Monday 31 July 2017

Denmark to shut down FM broadcasts?




Danes next to
 close down 
the FM band?


Rumours abound among European media commentators that the Danish government will soon suggest closing FM transmitters; they previously said they would once digital radio share reached 50%. This is expected to happen in late 2018. Digital radio share is growing but still only at 33%., a 50% increase in two years over the previopus level of 21%.



Denmark's national DAB+ network operator Teracom has also announced that it will transmit the commercial radio stations Nova FM, Pop FM and Radio 100 with space now becoming available for other stations. 

Elsewhere in Denmark, several new community radio stations are about to launch on various AM frequencies with a few hundred watts of power. 

A much sought after book about the BBC's Danish Service has been republished and is now available.   

British Broadcasting and the Danish Resistance Movement 1940-1945: A Study of the Wartime Broadcasts of the BBC Danish Service


This book tells the story of how the BBC's European Service played a huge role in danish lives during World War II, and immediately aftwards.  The book was first published in 1966, almost a generation after the Second World War.  

The BBC and its various overseas services played a very important role in many countries, diseminating vital information and messages of moral support. It's  unboubted that without this vital life line the war would have been prolonged.  The BBC's Danish Service was a particularly effective example. 

Most of the transmissions to Denmark came from the giant BBC transmitter at Ottringham in East Yorkshire, which was so powerfuil that it could be heard during the day in Berlin! The power of those transmission can never be over-stated; to the rest of the world, this WAS Britain broadcasting. Quite unlike the world's impressions of the BBC today which sound both in presentation, accent and content not like the UK hardly British at all. 
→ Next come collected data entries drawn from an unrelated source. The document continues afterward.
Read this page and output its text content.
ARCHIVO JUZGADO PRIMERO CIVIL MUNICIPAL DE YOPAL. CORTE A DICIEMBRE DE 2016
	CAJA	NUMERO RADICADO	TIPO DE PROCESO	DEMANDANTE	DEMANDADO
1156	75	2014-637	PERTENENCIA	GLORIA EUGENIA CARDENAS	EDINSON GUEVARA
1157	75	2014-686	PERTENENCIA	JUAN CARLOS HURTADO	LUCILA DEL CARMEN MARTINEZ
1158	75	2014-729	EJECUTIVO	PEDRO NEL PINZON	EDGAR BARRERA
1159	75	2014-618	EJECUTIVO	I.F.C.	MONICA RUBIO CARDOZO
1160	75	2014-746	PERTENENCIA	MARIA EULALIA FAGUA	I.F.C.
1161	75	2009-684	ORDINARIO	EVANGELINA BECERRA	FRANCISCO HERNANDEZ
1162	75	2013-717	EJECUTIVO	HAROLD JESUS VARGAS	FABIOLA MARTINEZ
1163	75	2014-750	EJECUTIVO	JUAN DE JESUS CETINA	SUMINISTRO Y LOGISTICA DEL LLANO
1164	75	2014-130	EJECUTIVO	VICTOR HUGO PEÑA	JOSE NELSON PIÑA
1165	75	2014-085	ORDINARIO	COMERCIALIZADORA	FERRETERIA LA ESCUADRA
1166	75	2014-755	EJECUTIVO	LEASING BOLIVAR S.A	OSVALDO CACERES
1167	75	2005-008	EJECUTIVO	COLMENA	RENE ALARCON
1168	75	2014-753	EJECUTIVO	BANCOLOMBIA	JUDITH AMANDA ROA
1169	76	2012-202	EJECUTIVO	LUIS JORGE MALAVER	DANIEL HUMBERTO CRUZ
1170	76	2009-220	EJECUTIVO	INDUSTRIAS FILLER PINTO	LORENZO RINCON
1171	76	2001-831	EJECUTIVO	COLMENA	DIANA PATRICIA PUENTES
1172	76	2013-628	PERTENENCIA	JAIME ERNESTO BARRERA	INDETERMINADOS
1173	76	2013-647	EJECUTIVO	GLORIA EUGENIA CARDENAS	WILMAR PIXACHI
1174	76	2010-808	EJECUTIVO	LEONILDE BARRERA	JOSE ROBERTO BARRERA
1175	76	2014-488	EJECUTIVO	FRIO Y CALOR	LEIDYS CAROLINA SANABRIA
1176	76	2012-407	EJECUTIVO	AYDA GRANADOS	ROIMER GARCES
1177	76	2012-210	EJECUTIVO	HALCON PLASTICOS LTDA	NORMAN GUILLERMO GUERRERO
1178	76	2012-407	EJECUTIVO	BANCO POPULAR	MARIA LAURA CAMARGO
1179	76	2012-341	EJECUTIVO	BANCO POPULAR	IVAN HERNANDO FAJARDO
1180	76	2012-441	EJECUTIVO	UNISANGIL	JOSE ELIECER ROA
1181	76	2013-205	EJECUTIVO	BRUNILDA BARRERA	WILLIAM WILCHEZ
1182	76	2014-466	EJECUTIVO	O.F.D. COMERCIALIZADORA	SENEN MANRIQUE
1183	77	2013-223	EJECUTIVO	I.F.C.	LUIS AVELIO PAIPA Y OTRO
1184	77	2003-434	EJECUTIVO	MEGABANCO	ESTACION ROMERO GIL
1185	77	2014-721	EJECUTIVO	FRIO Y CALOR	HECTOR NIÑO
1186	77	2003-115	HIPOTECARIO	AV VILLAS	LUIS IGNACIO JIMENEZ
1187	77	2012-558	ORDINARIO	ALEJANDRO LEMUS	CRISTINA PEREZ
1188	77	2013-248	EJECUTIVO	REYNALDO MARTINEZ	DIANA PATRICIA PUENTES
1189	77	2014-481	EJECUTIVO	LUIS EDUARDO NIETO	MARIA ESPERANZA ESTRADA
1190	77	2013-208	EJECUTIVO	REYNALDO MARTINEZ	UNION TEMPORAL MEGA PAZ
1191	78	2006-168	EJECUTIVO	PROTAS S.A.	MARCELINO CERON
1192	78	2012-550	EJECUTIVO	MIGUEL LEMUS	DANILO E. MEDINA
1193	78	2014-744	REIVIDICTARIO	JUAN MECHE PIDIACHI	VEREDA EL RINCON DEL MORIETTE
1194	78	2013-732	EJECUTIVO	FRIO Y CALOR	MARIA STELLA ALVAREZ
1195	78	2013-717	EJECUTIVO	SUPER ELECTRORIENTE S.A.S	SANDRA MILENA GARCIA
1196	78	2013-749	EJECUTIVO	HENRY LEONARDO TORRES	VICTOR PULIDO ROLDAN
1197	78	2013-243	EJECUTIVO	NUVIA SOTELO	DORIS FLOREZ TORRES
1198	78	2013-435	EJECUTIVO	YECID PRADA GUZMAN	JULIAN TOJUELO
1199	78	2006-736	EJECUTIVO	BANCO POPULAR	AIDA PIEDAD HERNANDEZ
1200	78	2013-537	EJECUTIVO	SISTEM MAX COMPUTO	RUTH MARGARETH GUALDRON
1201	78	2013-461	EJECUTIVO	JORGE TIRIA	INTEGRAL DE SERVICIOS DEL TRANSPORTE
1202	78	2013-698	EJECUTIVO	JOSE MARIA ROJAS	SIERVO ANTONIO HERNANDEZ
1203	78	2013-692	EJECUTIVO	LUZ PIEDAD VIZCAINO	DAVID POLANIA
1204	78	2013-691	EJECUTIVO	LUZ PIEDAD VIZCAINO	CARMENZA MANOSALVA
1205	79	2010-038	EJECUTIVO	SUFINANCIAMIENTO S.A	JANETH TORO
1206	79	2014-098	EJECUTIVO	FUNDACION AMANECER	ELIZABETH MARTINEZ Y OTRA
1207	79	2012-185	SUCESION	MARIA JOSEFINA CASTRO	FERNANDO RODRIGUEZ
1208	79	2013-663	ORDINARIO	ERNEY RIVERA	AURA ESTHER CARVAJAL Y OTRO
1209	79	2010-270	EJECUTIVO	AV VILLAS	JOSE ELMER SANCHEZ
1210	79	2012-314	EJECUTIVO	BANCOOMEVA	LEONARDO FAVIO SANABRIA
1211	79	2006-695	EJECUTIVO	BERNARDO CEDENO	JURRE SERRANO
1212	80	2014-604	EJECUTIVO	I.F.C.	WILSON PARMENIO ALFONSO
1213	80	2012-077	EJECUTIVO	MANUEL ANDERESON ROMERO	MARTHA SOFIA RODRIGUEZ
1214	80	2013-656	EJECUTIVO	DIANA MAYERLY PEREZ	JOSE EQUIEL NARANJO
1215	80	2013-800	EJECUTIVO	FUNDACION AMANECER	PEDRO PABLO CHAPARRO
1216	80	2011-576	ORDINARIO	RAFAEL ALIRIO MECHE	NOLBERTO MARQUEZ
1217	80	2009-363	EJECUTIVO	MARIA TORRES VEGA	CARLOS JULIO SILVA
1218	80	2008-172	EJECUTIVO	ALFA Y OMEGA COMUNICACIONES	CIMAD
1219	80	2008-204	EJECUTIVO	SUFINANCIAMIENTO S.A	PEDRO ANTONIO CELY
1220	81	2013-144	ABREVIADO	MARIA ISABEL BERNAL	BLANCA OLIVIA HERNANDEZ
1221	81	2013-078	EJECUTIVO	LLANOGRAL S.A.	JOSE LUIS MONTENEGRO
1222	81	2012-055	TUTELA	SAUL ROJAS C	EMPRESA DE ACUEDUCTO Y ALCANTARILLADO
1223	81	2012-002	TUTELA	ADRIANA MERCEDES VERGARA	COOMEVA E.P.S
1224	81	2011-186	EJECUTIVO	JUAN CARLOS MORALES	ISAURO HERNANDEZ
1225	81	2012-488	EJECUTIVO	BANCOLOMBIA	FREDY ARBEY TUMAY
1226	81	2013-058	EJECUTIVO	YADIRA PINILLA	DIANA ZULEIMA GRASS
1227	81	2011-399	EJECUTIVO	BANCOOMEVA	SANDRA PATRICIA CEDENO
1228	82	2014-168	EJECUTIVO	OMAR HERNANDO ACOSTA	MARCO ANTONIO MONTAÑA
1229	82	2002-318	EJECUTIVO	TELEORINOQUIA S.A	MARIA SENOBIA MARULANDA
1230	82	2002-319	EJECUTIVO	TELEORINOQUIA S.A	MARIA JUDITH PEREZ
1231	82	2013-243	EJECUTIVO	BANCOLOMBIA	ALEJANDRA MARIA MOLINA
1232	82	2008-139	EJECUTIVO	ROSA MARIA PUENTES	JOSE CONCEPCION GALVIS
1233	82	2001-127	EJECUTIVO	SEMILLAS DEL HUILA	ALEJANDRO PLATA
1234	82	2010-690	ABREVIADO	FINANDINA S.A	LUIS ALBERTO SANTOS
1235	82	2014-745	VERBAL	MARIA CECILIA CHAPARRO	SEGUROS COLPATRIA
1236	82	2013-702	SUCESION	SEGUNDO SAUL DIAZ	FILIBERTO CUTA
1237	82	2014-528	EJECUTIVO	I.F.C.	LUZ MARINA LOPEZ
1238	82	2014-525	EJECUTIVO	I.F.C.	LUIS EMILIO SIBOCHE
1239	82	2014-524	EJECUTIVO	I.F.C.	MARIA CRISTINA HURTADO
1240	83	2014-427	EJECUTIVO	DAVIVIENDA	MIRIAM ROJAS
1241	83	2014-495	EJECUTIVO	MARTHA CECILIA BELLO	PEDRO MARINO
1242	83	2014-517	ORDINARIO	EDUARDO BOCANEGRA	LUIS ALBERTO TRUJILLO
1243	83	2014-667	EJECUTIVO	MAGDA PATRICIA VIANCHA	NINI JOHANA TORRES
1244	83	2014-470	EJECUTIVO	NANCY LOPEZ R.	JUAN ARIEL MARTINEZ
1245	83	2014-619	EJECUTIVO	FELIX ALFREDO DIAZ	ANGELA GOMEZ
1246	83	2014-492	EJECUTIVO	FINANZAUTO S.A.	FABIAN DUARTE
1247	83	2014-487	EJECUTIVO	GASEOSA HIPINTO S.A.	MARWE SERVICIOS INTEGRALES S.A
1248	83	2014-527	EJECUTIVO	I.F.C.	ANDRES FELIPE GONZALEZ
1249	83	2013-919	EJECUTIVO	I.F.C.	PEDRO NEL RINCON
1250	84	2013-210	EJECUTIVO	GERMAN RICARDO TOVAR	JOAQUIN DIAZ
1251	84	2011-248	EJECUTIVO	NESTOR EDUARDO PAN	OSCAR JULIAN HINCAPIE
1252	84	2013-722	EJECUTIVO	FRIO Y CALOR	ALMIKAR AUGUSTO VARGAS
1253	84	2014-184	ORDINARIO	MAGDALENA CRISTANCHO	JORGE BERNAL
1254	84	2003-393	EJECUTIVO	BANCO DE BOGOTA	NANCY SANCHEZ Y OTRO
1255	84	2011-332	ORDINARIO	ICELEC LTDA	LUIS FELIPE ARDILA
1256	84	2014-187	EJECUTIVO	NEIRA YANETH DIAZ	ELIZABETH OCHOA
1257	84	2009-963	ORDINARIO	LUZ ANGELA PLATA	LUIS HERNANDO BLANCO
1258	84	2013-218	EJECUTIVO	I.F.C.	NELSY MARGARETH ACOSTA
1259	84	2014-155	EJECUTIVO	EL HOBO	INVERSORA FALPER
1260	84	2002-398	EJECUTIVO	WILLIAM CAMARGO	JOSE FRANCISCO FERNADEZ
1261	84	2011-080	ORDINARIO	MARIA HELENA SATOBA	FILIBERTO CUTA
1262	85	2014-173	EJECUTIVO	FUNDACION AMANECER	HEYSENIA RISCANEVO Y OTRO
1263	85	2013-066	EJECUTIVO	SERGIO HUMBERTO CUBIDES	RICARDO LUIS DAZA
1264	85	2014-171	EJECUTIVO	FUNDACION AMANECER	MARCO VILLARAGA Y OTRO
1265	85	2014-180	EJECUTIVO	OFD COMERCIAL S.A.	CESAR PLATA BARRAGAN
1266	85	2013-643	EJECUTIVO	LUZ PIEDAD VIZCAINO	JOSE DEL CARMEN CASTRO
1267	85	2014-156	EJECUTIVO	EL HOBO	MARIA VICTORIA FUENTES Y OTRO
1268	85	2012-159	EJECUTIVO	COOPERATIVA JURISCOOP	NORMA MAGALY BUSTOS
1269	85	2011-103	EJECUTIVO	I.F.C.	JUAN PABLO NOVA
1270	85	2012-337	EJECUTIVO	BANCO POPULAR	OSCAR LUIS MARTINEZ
The BBC also broadcast special programmes in the appropriate native language for the Netherlands, Franjce, Poland and Norway.  After the end of the war these merged to become the BBC European service, which continued until the 1990s.  The BBC's German service was the most listened to of the language streams. 

The book's author, Jeremy Bennett, uncovers the relationship between the stance taken by the BBC and the sometimes dramatic effects of the broadcasts in Denmark, particularly their effects on the Danish Resistance. The 288 page softback is available HERE (via Amazon) for £14.99, post free for Prime users.  Its a Cambridge University Press publication and is one of the few books about that era of Danish broadcasting.